Sophie Bauer, Communications Officer (Freshwater)
WWF European Policy Office
+32 471 05 25 1

[1] Living Rivers Europe, 2019, Weakening the EU water law: Industry’s wish list

[2] According to the “one-out, all-out principle”, a water body (such as a  river, lake or wetland) is only considered healthy if all the quality elements (for example the flow, whether it is biodiversity-rich, whether there are chemical substances) are in good status, and the overall status is defined by the quality element in the lowest class.

[3] Within the Water Framework Directive, Member States must ensure that the current state of of any given water body does not deteriorate any further.

[4] Officials from several Member States have drafted a paper on the Future of the EU Water Policy for the meeting of EU Water Directors in November 2018. The paper put forward several amendments to the WFD.

Notes to the editor:

About the EU Water Framework Directive (WFD)

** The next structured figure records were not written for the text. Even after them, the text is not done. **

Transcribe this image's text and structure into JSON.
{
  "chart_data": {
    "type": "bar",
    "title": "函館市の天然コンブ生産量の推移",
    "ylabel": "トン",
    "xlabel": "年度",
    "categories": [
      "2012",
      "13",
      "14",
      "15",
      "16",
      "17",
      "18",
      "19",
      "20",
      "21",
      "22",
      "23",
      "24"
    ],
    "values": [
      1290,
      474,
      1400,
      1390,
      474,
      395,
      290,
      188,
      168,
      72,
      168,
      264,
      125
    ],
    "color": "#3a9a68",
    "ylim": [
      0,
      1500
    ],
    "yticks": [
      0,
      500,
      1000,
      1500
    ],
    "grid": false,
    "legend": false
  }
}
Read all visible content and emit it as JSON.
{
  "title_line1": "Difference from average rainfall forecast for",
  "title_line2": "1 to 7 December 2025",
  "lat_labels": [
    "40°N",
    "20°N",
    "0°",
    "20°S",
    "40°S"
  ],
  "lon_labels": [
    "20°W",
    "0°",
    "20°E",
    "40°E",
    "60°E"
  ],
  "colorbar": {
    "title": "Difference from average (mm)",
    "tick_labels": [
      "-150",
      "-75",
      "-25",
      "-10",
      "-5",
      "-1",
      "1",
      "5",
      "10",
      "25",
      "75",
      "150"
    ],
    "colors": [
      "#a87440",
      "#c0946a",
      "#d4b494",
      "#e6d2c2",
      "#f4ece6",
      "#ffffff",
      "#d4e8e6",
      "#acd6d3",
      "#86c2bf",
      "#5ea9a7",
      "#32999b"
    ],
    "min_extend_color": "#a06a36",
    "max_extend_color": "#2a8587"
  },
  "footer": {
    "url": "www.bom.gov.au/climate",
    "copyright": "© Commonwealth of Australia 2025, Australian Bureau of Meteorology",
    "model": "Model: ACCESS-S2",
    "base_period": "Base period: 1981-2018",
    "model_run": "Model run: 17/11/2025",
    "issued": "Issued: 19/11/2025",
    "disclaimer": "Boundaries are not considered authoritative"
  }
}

  • The WFD is one of the EU’s most progressive pieces of environmental legislation. It requires the protection, enhancement and restoration of our rivers, wetlands, lakes and coastal waters.
  • Under the WFD, EU governments have committed to ensure no deterioration and achieve good status for the vast majority of all water bodies by 2015, and at the very latest by 2027.
  • The WFD requires Member States to aim to achieve at least good status in each water body within their river basin districts. Each Member State must produce a plan for each of the river basin districts within its territory. Member States should also coordinate the preparation of River Basin Management Plans (RBMPs) for international river basin districts (iRBDs).
  • Plans must include objectives for each water body, reasons for not achieving objectives where relevant, and the programme of measures required to meet the objectives.
  • In line with the WFD, the European Commission is required to publish a report on the implementation of the Directive every six years. The report has to include among other things a review of progress in the implementation of the Directive and a survey of the RBMPs submitted in accordance with Article 15, including suggestions for the improvement of future plans. First reports assessing RBMPs were published by the Commission in 2012; this report looks at 2nd cycle of River Basin Management Plans (2015-2021).
  • The Commission at the same time also published a report on the implementation of Floods Directive (FD), assessing flood risk management plans (FRMPs), member states were required to submit in 2015.
  • Where implemented, the WFD has proved to be effective in achieving its goals of good water status and non-deterioration, successfully balancing environmental, social and economic requirements.
  • The WFD is currently undergoing its standard review in the form of a ‘fitness check’. Every piece of EU legislation goes through this process. The fitness check will look at the relevance, effectiveness, efficiency, coherence and EU added value of the WFD (and its ‘daughter’ directives) and the Floods Directive. It includes the ongoing stakeholder consultation and public consultation.